US personal income and savings
Chg vs Feb-20
|Personal income (excl. transfers)||17,287||19,424||17,803||1,162|
|Personal current transfer receipts||3,208||3,908||4,413||2,712|
|Disposable personal income||16,735||18,481||18,125||3,128|
|Personal saving/disposable income (%)||8.3||5.4||13.2||4.9|
Note: Personal income includes compensation of employees, proprietors’ income, rental income, interest and dividend incomes. Source: Bureau of Economic Analysis
Still, the household savings rate has now collapsed back to its lowest level since 2009.
This is despite the fact that Americans appear to have spent less than 30% of the windfall from stimulus cheques, according to New York Fed surveys.
US personal savings as % of disposable income
In this respect, part of this windfall will have been invested in the stock market, given that the bull market in digitalia, driven by Covid, clearly had a retail margin financing element.
That must be one explanation for the surprising weakness in US consumer confidence despite high nominal wage gains.
The University of Michigan consumer sentiment index declined from 65.2 in April to a record low of 50 in June.
University of Michigan Consumer Sentiment Index
Yet, average hourly earnings of private production and nonsupervisory workers rose by 6.4% YoY in nominal terms in June.
The other explanation, of course, is that wages, by some measures, are falling in real terms.

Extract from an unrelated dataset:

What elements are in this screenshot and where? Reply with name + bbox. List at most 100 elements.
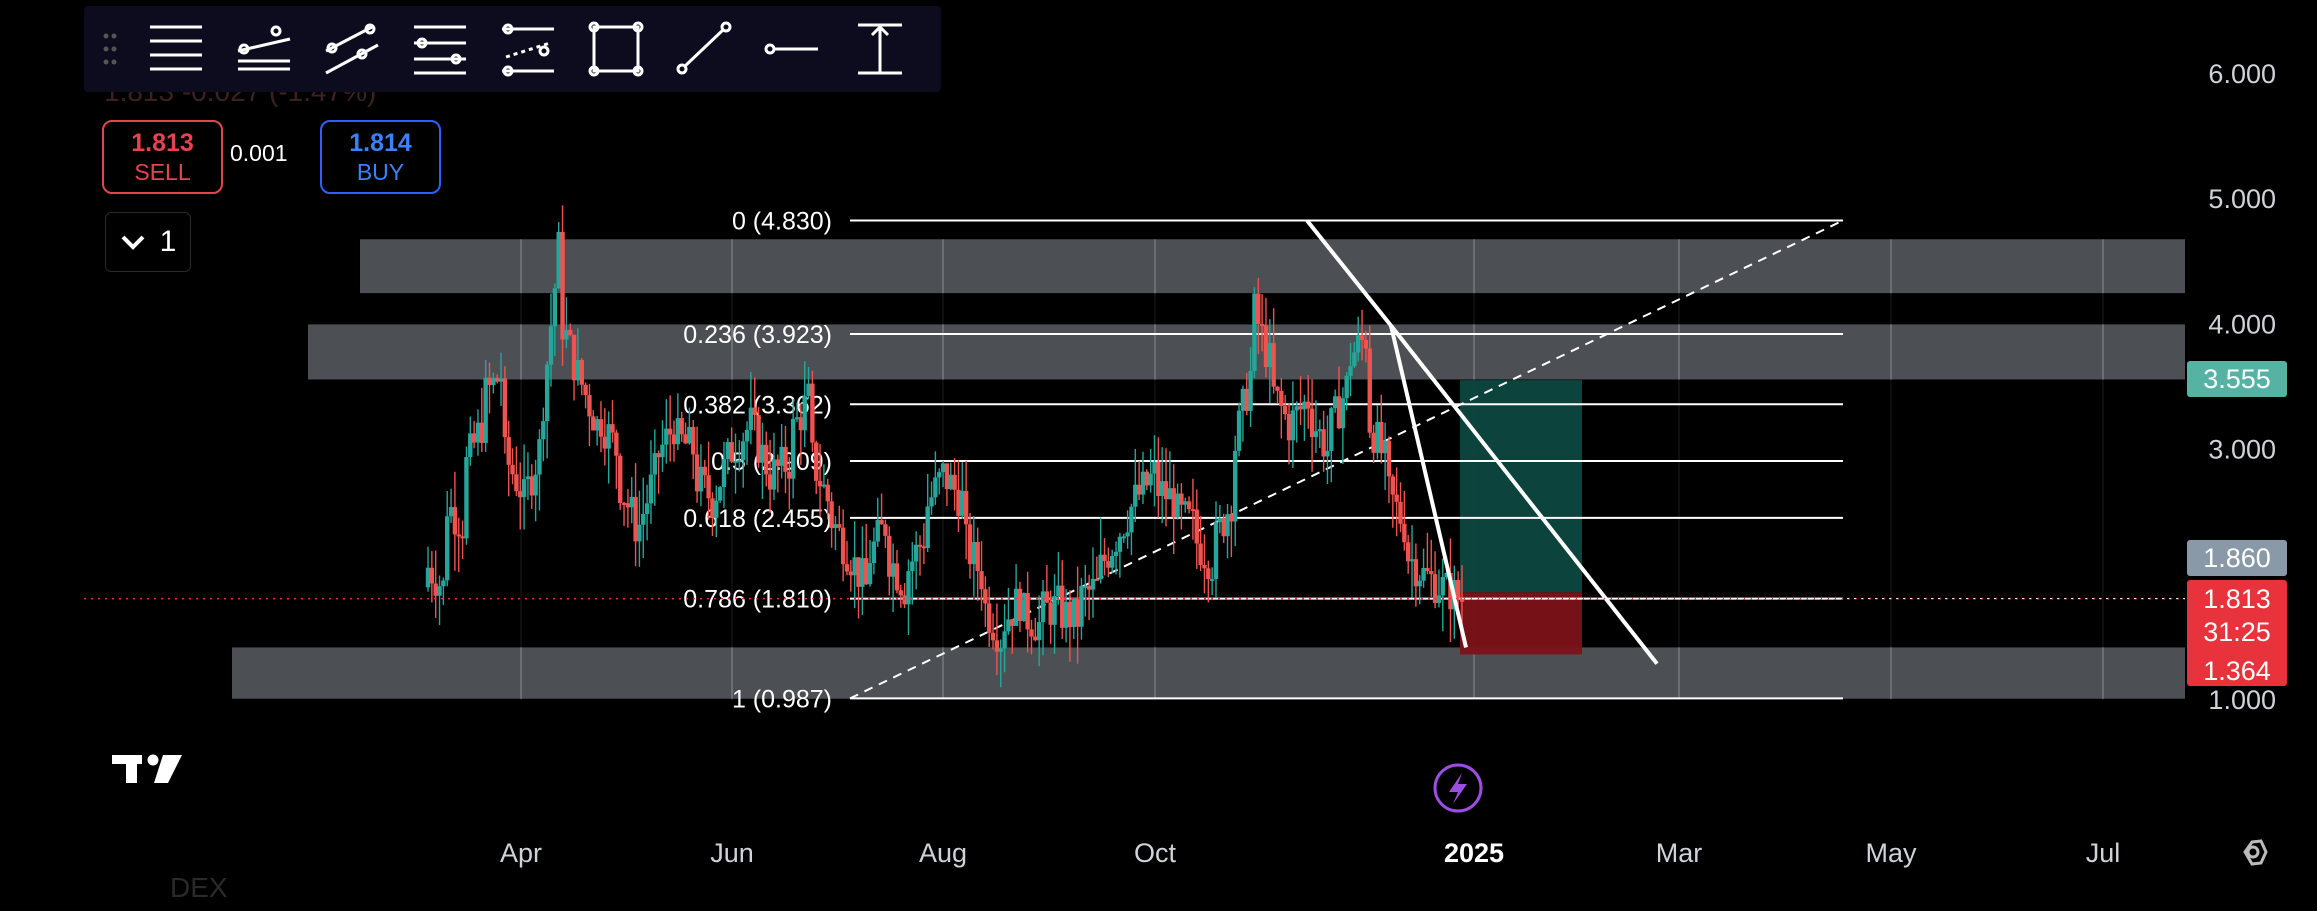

For example, real average hourly earnings of private production and nonsupervisory workers fell by 2.5% YoY in May.
US average hourly earnings for private production and nonsupervisory workers
Meanwhile, the impact of falling stock prices, and indeed crypto prices, on the economy should not be underestimated, given the growing financialization of the American economy in recent years, the consequence of so many years of ultra-easy monetary policy.